In 1999, celebrated Turkish novelist Orhan Pamuk bought a derelict home on a cobbled, narrow street in the then rundown Istanbul neighborhood of Çukurcuma in the district of Beyoglu. He had saved a bit of money from the success of several recent novels. He had a plan for the house, an embryonic notion of restoring it and displaying objects he had been collecting as research for his next novel.
On Oct. 12, 2006, the Swedish Academy announced it was awarding the Nobel Prize in Literature to Pamuk, the first Turkish writer to be so acknowledged. The following year, Pamuk served on the jury of the Cannes Film Festival. Years earlier, he had written the screenplay for director Ömer Kavur’s 1991 feature film, The Secret Face, and his novels are noted for the precision and immediacy of their imagery. Despite his childhood love of painting, Pamuk had little direct involvement with visual narrative until he decided to create a museum in his Çukurcuma house by filling dozens of vitrines with quotidian objects of middle-class life in Istanbul in the late 20th century. The displayed objects would come to reflect the lives and material obsessions of the principal characters in his 2008 novel, The Museum of Innocence.
The book and the museum tell the love story of two fictional Istanbul citizens, Kemal and Füsan; the depth of Kemal’s passion for the married Füsan is suggested by the very first vitrine, which contains the butts of 4,213 cigarettes Füsan smoked and which Kemal had collected as secular relics that had touched her lips.
In fact, the contents of the entire museum, including an installation of Kemal’s bedroom, are vernacular obsessions of a fictional life made real. The Wikipedia entry describes Pamuk’s process in creating the museum:
Pamuk developed the idea for the museum and novel in parallel from the outset; the museum is not 'based on' the novel, and likewise the novel was not written to capture the museum. This blurring of lines between the two has been explored both in the novel and in the museum catalogue, The Innocence of Objects. In the early 1990s, Pamuk began collecting objects from the past that he saw and liked in junk dealers' shops and friends' homes, gradually forming the narrative that would become The Museum of Innocence. If he saw an object that he thought suited the novel in a junk shop, he bought it and described it in the text. He might stumble upon an object that would inspire a new story in the novel, or he might seek out objects to fit an existing story.

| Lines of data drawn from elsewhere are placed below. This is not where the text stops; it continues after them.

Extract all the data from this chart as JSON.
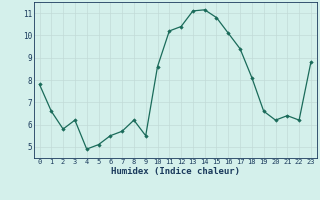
{
  "x": [
    0,
    1,
    2,
    3,
    4,
    5,
    6,
    7,
    8,
    9,
    10,
    11,
    12,
    13,
    14,
    15,
    16,
    17,
    18,
    19,
    20,
    21,
    22,
    23
  ],
  "y": [
    7.8,
    6.6,
    5.8,
    6.2,
    4.9,
    5.1,
    5.5,
    5.7,
    6.2,
    5.5,
    8.6,
    10.2,
    10.4,
    11.1,
    11.15,
    10.8,
    10.1,
    9.4,
    8.1,
    6.6,
    6.2,
    6.4,
    6.2,
    8.8
  ],
  "line_color": "#1a6b5a",
  "marker_color": "#1a6b5a",
  "bg_color": "#d4f0eb",
  "grid_color": "#c2dbd7",
  "axis_bg": "#d4f0eb",
  "xlabel": "Humidex (Indice chaleur)",
  "xlabel_color": "#1a3a5c",
  "tick_color": "#1a3a5c",
  "ylim": [
    4.5,
    11.5
  ],
  "xlim": [
    -0.5,
    23.5
  ],
  "yticks": [
    5,
    6,
    7,
    8,
    9,
    10,
    11
  ],
  "xticks": [
    0,
    1,
    2,
    3,
    4,
    5,
    6,
    7,
    8,
    9,
    10,
    11,
    12,
    13,
    14,
    15,
    16,
    17,
    18,
    19,
    20,
    21,
    22,
    23
  ],
  "figsize": [
    3.2,
    2.0
  ],
  "dpi": 100
}
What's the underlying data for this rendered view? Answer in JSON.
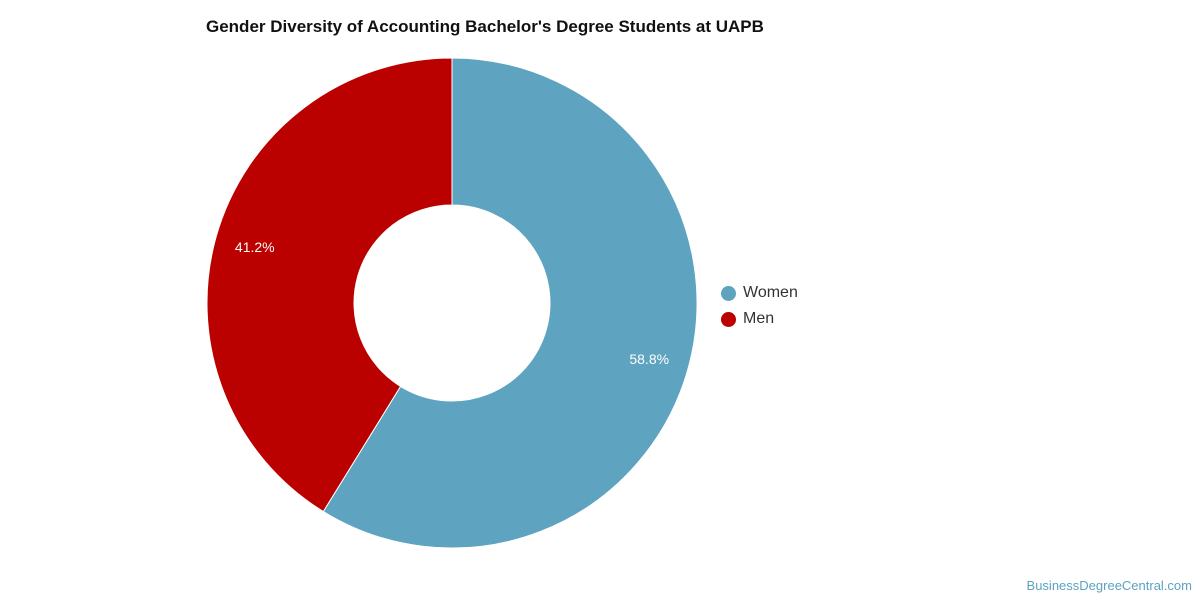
{
  "chart_data": {
    "type": "pie",
    "variant": "donut",
    "title": "Gender Diversity of Accounting Bachelor's Degree Students at UAPB",
    "categories": [
      "Women",
      "Men"
    ],
    "values": [
      58.8,
      41.2
    ],
    "value_labels": [
      "58.8%",
      "41.2%"
    ],
    "colors": [
      "#5ea3bf",
      "#bb0000"
    ],
    "legend_position": "right"
  },
  "watermark": "BusinessDegreeCentral.com"
}
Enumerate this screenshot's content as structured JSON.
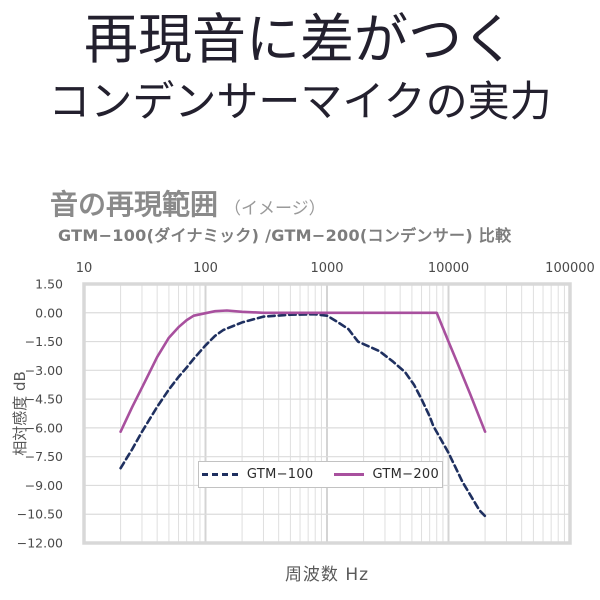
{
  "header": {
    "title_line1": "再現音に差がつく",
    "title_line2": "コンデンサーマイクの実力"
  },
  "section": {
    "heading": "音の再現範囲",
    "heading_note": "（イメージ）",
    "comparison": "GTM−100(ダイナミック) /GTM−200(コンデンサー) 比較"
  },
  "chart_data": {
    "type": "line",
    "title": "音の再現範囲（イメージ）",
    "subtitle": "GTM−100(ダイナミック) /GTM−200(コンデンサー) 比較",
    "grid": true,
    "x_axis": {
      "label": "周波数  Hz",
      "scale": "log",
      "min": 10,
      "max": 100000,
      "tick_values": [
        10,
        100,
        1000,
        10000,
        100000
      ],
      "tick_labels": [
        "10",
        "100",
        "1000",
        "10000",
        "100000"
      ]
    },
    "y_axis": {
      "label": "相対感度  dB",
      "min": -12.0,
      "max": 1.5,
      "tick_step": 1.5,
      "tick_values": [
        1.5,
        0,
        -1.5,
        -3,
        -4.5,
        -6,
        -7.5,
        -9,
        -10.5,
        -12
      ],
      "tick_labels": [
        "1.50",
        "0.00",
        "−1.50",
        "−3.00",
        "−4.50",
        "−6.00",
        "−7.50",
        "−9.00",
        "−10.50",
        "−12.00"
      ]
    },
    "legend": {
      "position": "inside-bottom-center",
      "items": [
        "GTM−100",
        "GTM−200"
      ]
    },
    "series": [
      {
        "name": "GTM−100",
        "description": "ダイナミック",
        "style": "dashed",
        "color": "#1f3060",
        "points": [
          [
            20,
            -8.1
          ],
          [
            25,
            -7.1
          ],
          [
            30,
            -6.2
          ],
          [
            40,
            -4.9
          ],
          [
            50,
            -4.0
          ],
          [
            60,
            -3.35
          ],
          [
            70,
            -2.85
          ],
          [
            80,
            -2.4
          ],
          [
            100,
            -1.7
          ],
          [
            120,
            -1.2
          ],
          [
            140,
            -0.9
          ],
          [
            200,
            -0.5
          ],
          [
            300,
            -0.2
          ],
          [
            500,
            -0.1
          ],
          [
            800,
            -0.08
          ],
          [
            1000,
            -0.15
          ],
          [
            1200,
            -0.45
          ],
          [
            1500,
            -0.85
          ],
          [
            1800,
            -1.5
          ],
          [
            2300,
            -1.8
          ],
          [
            2700,
            -2.0
          ],
          [
            3500,
            -2.55
          ],
          [
            4400,
            -3.1
          ],
          [
            5200,
            -3.75
          ],
          [
            6000,
            -4.5
          ],
          [
            7000,
            -5.4
          ],
          [
            7500,
            -5.9
          ],
          [
            10000,
            -7.3
          ],
          [
            13000,
            -8.8
          ],
          [
            18000,
            -10.3
          ],
          [
            20000,
            -10.6
          ]
        ]
      },
      {
        "name": "GTM−200",
        "description": "コンデンサー",
        "style": "solid",
        "color": "#a8509e",
        "points": [
          [
            20,
            -6.2
          ],
          [
            25,
            -4.9
          ],
          [
            30,
            -3.9
          ],
          [
            40,
            -2.3
          ],
          [
            50,
            -1.3
          ],
          [
            60,
            -0.75
          ],
          [
            70,
            -0.38
          ],
          [
            80,
            -0.15
          ],
          [
            100,
            -0.02
          ],
          [
            120,
            0.08
          ],
          [
            150,
            0.12
          ],
          [
            200,
            0.05
          ],
          [
            300,
            0
          ],
          [
            500,
            0
          ],
          [
            1000,
            0
          ],
          [
            2000,
            0
          ],
          [
            4000,
            0
          ],
          [
            6000,
            0
          ],
          [
            8000,
            0
          ],
          [
            10000,
            -1.5
          ],
          [
            12000,
            -2.7
          ],
          [
            15000,
            -4.2
          ],
          [
            20000,
            -6.2
          ]
        ]
      }
    ]
  },
  "colors": {
    "gtm100_navy": "#1f3060",
    "gtm200_purple": "#a8509e",
    "grid_minor": "#dfdfdf",
    "grid_major": "#d4d4d4",
    "plot_border": "#d8d8d8",
    "tick_text": "#4a4a4a",
    "heading_gray": "#8a8a8a",
    "title_text": "#23202e"
  }
}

In this brief video, the author explains why he bought the house:
In the last of the novel's 83 chapters, "Happiness," page 520 shows a ticket which, when presented with a copy of the book, gives free admission to the museum. The day Carol and I visited with young, gifted Turkish film director Cenk Ertürk, his brother Alp, and Faruk Güven of Turkish Radio and Television (TRT), several members of a Chinese tour group were, in fact, carrying copies of the novel, cross-referencing its text with the narration of the audio tour — a haunting mashup that at times makes you feel you’re actually making a tour of a real person’s home.
The English-language service of TRT has created an introduction to the museum:
There is also a lavishly illustrated museum catalogue that was published by Abrams in 2012, when the museum opened its doors. Though Pamuk is quite fluent in English, his detailed walkthrough of the vitrines’ text is translated from the Turkish by Ekin Oklap. So many other photographs are included — the city, the Bosphorus and its cavalcade of ships, family portraits, politicians, movie stars and athletes — that the book constitutes a rich visual portrait of a city as it slowly becomes a global cultural and commercial center, even amid the tumultuous military coups of the latter 20th century.
In May 2010, two years before the museum opened, Pamuk was interviewed by Richard Lea of The Guardian. In this clip, the author reads an excerpt from his novel, details his plans for the museum and discusses the dilemma of the novelist in creating a fictional world that aspires to also be a credible document of the real one. (This meta-fictional structure is stretched even further when a fictional Orhan Pamuk appears in the novel.)
Here is an in-depth introduction to the museum conducted by its director, Onur Karaoglu:
Pamuk continues to be the most widely read and the most respected novelist in Turkey, a rarity in a literary world that increasingly seems to separate “serious” novelists from “popular” ones.